No one really believes Trump is the kind of president who will yield leadership to anyone, but a narrative has taken shape in recent days, aided by cover stories and news reports, that Bannon, the chief strategist is driving this presidency.
Bannon, a former chief executive of conservative news outlet Breitbart News, has emerged as the leading voice on policy in the Trump White House — he was the chief architect and most enthusiastic backer of the travel ban, according to reports.
Most significantly, he was named to the National Security Council’s principals committee, the top interagency team for national security, by an executive order that Trump signed without fully grasping what it meant or did.

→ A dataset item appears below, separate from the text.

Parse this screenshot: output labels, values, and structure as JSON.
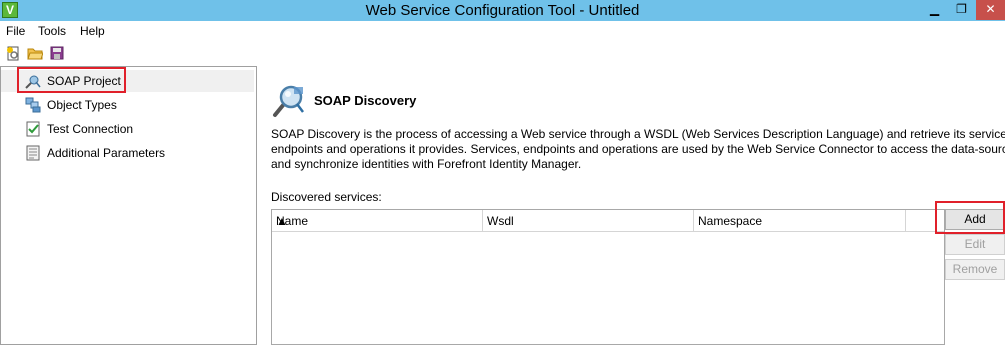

The president has felt more frustrated by it than the bungled travel order ban, according to The New York Times in a detailed account of the first days of the Trump presidency and behind-the-scene jockeying for power among senior aides.
But talk about the real power behind the Resolute Desk has gained traction in part because there is precedence for it. Vice-president Dick Cheney was rumored to wield real power in President George W Bush’s White House, for the first term at least.
Bush never challenged that narrative publicly, but Trump has, predictably perhaps, being extra sensitive to any criticism, or the perception, of him being or weak or not in control. He felt the need, thus, to tell Americans who called the shots in his White House.